Monday, December 05, 2005

Marriage is all about...love?

Oh my, I think if I looked in a mirror right now my eyes would be puffy and have dark circles underneath. Last night I came home late from work, I work until 9 and I got home at 9:40. As soon as I walk in the door I can tell that Derek is upset. Jen and Aid are sitting on the couch which is the first sign that they have been irritating him. I apologize for being late, although I'm really not, and he tells me 9:30 is the latest I can come home from work. "I'm about ready to pull my hair out. Aid is driving me nuts, Jen won't stop talking and Lil has been crying for the past 2 hrs." I decide right then and there that I will keep my mouth shut. Derek is in a foul mood, and he begins to vent his frustrations. Primarily with state of the house, and my lack of keeping it clean. My job is getting in the way, and maybe I should reconsider having one. "I can't understand how someone can do nothing for 8 hrs." Meaning that I obviously do nothing while he is at work. I admit his frustrations with the house are only about 65% true. I could do better, but I also don't sit on my butt all day. I have two choices in my mind, 1. Clean house all day and not play with my kids, or 2. Do a few chores and spend my free time hanging out with my kids and getting a little sewing done. Easy answer, kids come first. But I kept my mouth shut because I knew it would just start an argument, and I know he needs to vent. If I had an defense for everything he said, then eventually he just wouldn't vent at all and then he would be no fun to live with. So instead I told him to just go to bed, and then I proceeded to stay up until 2:00am cleaning the house. (well, I couldn't vacuum because it was so late) Hence, the eyes.

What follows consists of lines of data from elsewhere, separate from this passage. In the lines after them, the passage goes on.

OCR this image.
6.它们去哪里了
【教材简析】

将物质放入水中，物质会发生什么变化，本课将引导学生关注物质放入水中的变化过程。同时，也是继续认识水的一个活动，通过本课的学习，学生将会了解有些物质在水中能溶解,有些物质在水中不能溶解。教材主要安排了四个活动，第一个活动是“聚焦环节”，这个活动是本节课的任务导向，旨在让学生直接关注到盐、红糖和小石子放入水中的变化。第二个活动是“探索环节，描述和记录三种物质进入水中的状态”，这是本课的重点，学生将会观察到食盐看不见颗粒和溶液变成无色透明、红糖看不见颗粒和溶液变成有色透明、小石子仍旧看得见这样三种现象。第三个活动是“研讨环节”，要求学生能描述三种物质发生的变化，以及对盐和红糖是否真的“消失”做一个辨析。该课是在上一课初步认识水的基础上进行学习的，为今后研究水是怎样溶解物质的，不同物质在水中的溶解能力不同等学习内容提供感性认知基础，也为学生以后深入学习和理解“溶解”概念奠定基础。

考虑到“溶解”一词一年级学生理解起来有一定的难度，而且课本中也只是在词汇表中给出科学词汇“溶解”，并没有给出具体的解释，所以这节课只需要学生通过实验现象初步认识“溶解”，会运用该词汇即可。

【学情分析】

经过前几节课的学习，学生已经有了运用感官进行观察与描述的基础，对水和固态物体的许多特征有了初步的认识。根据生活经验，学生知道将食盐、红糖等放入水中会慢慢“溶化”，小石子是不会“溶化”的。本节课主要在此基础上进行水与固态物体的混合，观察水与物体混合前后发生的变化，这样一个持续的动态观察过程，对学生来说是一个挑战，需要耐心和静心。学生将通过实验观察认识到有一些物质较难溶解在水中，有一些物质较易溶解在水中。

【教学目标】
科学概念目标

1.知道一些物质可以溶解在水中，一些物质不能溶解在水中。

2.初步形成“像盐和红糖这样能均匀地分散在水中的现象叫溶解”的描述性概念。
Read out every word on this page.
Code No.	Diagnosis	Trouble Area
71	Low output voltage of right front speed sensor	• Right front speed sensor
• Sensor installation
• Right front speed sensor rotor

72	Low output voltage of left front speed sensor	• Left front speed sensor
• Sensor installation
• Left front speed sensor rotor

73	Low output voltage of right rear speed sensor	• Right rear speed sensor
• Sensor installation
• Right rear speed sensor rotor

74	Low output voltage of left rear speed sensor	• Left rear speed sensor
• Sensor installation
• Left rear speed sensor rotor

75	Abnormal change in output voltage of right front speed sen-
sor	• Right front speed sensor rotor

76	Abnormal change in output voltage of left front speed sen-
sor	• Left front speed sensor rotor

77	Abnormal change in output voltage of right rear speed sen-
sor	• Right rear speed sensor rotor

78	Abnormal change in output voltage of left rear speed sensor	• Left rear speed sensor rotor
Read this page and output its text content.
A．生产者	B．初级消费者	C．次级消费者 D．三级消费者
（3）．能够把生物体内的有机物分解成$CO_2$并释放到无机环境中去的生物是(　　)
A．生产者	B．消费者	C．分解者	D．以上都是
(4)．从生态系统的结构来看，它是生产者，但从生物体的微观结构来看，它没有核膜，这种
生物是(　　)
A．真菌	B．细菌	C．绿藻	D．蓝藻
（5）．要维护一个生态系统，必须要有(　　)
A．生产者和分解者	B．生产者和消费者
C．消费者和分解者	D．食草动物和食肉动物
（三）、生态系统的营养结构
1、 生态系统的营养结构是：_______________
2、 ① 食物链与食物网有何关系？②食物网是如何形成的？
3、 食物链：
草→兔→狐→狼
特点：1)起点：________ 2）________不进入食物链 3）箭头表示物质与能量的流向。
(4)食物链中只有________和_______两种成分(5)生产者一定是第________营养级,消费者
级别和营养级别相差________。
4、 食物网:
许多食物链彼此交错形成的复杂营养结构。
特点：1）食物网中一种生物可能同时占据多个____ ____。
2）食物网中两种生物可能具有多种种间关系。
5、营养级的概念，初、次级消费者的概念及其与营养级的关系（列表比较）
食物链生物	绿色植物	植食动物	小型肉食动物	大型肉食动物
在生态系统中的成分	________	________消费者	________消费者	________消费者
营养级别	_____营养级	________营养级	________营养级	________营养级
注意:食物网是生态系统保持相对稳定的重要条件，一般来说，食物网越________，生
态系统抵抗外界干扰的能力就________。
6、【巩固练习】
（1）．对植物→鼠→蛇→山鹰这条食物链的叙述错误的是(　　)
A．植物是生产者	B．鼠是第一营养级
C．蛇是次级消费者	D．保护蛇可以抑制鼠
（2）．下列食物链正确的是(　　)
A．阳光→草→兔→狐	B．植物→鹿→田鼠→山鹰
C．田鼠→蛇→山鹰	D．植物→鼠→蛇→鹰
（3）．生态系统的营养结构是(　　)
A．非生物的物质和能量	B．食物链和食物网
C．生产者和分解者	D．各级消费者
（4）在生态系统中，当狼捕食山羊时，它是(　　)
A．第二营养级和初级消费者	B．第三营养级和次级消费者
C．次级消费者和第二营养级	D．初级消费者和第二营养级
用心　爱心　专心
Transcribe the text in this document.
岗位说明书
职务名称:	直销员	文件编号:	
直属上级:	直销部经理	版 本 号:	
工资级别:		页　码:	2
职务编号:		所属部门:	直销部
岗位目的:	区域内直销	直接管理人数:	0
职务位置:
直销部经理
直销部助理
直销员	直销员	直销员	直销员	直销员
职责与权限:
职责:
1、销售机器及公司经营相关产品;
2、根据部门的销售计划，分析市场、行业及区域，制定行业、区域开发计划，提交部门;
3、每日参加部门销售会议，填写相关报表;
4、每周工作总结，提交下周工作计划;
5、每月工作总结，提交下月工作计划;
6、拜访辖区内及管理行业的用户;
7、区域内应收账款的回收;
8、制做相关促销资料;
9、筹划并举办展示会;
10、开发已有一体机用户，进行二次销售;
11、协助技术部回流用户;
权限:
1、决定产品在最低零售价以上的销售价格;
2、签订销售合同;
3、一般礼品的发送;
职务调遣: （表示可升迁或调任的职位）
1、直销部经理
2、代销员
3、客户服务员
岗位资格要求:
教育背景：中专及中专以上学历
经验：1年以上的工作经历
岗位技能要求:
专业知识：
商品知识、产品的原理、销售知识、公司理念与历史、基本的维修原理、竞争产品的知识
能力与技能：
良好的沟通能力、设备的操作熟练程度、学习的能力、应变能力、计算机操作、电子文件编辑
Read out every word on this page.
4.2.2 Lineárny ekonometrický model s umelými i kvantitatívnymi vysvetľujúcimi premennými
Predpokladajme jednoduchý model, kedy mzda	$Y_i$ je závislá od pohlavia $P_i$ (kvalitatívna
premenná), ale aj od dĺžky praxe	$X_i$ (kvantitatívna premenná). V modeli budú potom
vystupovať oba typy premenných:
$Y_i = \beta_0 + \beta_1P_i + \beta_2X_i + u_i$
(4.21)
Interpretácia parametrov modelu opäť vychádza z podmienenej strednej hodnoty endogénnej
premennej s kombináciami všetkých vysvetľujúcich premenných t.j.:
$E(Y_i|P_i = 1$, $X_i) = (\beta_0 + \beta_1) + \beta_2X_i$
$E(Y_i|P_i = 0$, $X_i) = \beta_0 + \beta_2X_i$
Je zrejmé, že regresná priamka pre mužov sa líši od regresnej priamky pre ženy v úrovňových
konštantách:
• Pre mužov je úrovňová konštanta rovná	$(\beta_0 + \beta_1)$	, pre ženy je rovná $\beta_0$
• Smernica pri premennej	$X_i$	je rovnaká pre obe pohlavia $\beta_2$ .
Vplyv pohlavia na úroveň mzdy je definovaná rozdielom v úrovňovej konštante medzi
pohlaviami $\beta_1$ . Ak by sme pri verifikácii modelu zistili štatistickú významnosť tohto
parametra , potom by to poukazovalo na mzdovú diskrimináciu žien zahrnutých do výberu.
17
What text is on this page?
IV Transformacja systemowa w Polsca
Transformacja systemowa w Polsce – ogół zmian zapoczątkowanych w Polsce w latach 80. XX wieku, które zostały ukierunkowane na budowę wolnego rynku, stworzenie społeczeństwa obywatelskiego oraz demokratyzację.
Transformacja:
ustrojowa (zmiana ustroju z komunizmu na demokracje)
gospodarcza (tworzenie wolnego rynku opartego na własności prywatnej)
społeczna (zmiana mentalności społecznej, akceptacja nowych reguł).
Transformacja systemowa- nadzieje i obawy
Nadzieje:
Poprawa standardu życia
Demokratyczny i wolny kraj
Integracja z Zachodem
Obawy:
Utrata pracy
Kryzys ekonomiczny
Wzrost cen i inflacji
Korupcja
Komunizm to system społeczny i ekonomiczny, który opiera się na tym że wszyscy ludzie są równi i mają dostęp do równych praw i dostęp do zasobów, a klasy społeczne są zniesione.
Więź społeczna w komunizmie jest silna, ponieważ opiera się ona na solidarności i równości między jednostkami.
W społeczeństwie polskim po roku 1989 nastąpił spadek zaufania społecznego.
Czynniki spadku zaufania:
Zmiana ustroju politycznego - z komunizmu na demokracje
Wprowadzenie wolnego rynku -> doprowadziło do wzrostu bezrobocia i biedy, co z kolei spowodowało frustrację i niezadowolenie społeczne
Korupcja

So we bought a fake tree. I can't believe I relented, but Derek had a good point. We always go to my parents for Christmas, and therefore don't need a tree, but he doesn't want the kids to grow up with out a tree. Point well taken. It's actually pretty nice and after rebate is only $30. Originally $60. I have so much sewing to do for Christmas presents, but I seem to be getting things done in a timely manner and shouldn't be rushed close to quitting time.

Well, I should probably go. Still need to get the kiddos breakfast. Then vacuum.